Northwest Indiana has always found itself in Chicago’s shadow. Although it’s as much a part of the Windy City’s fabric as any of the suburbs that stretch for miles, it often has been ignored. Many Chicagoans look down their noses when they think of their neighbors to the south. Visions of smokestacks spewing the filth that results from steelmaking immediately fills their minds, not the beauty of the Indiana Dunes National Lakeshore.
During my formative years at Valparaiso University, located in Northwest Indiana about 45 miles from Chicago’s Loop, it became clear that the Northwest Indiana region was a necessary evil in the minds of many Chicagoans. It simply is a vast wasteland of steel mills and corn fields, or so they thought.
The times, well, they are a-changing as Chicago is ramping up its efforts to host the 2016 Olympics (London will play host in 2012). It seems the City with Broad Shoulders is going to need some help from its Indiana neighbors if it wants to be the home of the 2016 Summer Games. International Olympic Committee rules state that there must be 60,000 hotel rooms secured to host Olympics-related visitors. The Chicago Olympic Committee reports that it has about 42,000 rooms already committed and it is turning to Northwest Indiana to help it secure the final 18,000 rooms.

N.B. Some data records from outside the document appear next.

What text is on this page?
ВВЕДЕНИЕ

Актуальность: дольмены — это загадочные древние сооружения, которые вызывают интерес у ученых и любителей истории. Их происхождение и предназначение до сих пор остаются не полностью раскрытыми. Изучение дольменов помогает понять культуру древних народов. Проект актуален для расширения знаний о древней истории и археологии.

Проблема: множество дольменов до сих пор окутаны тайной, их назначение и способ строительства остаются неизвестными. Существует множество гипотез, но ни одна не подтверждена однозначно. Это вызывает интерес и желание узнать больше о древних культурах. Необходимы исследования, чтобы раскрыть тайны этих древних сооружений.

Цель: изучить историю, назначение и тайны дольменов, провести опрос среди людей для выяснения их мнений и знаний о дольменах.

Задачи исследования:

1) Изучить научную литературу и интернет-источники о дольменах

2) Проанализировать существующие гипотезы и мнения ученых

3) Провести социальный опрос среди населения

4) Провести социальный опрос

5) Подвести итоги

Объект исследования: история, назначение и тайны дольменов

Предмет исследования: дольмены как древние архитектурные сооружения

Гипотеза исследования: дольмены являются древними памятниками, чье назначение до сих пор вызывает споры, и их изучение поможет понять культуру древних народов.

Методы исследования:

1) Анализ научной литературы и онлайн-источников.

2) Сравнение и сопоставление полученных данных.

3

The region certainly has the firepower to beat out the other finalists for the 2016 Olympics—Tokyo, Rio de Janeiro and Madrid. The Chicago market alone has about 700 hotels with about 104,000 guestrooms. Between the Chicago, Gary and South Bend markets, there are more than 858 hotels comprising about 117,150 guestrooms. Year-to-date through July, the region’s hotels achieved a 63.9 percent occupancy rate (down 4.3 percent from same time last year), $130.56 average daily rate (up 4.3 percent from same time last year) and revenue per available room was $83.46, down 0.2 percent from same period last year.
And there’s more in the making. The STR/TRW/Dodge Construction Pipeline report indicates that in the three market tracts—Chicago, Gary and South Bend—there are 162 hotels (26,281 guestrooms) in the pipeline, including 35 (7,773) in the pre-planning stage (which means no architect has been chosen). Thirty of the hotels (4,698 guestrooms) are under construction.
Winning the right to play host to the Olympics would be a boon for the Chicago economy, including the hotel industry. You can bet that the construction boom that occurred in Beijing prior to this year’s Olympics will be replicated in Chicago. The decision where to hold the 2016 Games should come within the next 12 months. If Chicago is chosen, plenty of lenders, developers, builders and management companies will rejoice. A Chicago Olympics could very well extend the next economic upturn into a long-term event for the region. And it couldn’t be done without some neighborly help.